About two hundred kilometers far from Kerman city, Bam is the tourism capital of southeast Iran. The origin of life in the region dates back to the realm of Achaemenid Empire and even beyond. Nonetheless, the zenith of Bam ranged from the 7th to 11th centuries CE, being at the crossroads of key trade routes, recognized for the production of cotton and silk garments.
Hence, Bam and its cultural landscapes are exceptional testimony to the development of a trading settlement in the harsh desert environment of the Central Asia region. In addition, Bam, the-used-to-be the most massive adobe citadel of the world, well represent fortified medieval constructions using mud layer technique combined with mud bricks. Since the past two millennia, the existence of life in the region has been dependent on the utilization of qanats. Qanats are the gently sloping underground channels to transport water from water wells or aquifers to surface for drinking and irrigation.
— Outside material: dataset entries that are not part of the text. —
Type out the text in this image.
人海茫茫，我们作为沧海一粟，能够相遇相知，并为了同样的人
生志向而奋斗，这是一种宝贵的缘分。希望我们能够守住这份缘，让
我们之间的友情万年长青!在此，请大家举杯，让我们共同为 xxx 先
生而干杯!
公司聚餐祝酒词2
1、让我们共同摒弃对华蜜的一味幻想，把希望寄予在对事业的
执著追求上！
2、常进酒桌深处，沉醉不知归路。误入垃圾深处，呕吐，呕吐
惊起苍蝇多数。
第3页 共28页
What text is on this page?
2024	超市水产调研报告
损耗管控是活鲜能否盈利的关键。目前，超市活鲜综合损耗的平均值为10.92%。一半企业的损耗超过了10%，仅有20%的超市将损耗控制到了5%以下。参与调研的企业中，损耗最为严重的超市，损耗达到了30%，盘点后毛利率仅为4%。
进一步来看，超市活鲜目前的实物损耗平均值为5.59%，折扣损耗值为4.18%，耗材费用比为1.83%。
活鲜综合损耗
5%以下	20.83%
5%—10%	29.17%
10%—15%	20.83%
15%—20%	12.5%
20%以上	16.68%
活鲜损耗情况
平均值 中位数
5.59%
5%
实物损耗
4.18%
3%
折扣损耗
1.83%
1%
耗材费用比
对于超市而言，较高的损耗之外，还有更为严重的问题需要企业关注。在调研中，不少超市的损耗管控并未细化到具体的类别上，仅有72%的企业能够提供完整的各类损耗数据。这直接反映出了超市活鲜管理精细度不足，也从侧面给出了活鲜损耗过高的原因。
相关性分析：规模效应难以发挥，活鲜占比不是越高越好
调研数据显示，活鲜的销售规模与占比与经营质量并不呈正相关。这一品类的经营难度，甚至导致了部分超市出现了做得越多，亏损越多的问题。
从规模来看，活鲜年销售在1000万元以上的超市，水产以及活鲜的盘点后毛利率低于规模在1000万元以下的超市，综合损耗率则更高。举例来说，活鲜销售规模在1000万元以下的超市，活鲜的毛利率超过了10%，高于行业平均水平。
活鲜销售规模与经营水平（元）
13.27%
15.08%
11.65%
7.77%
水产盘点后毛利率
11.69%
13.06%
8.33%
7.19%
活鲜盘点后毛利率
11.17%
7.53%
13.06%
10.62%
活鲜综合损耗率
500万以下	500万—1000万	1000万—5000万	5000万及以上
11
Bam citadel or Arg-e Bam entails an area of 180,000 square meters surrounded by gigantic walls is one of the excellent symbols of civilization in the central Iran. The citadel was surrounded by a residential area of around four hundred houses, schools, and bazaars. Residents had been continuing their life regardless of the associated hardships until a destructive earthquake with a moment magnitude of 6.6 at 05:26 utterly destroyed the citadel and its surrounded town, with 26,271 death tolls.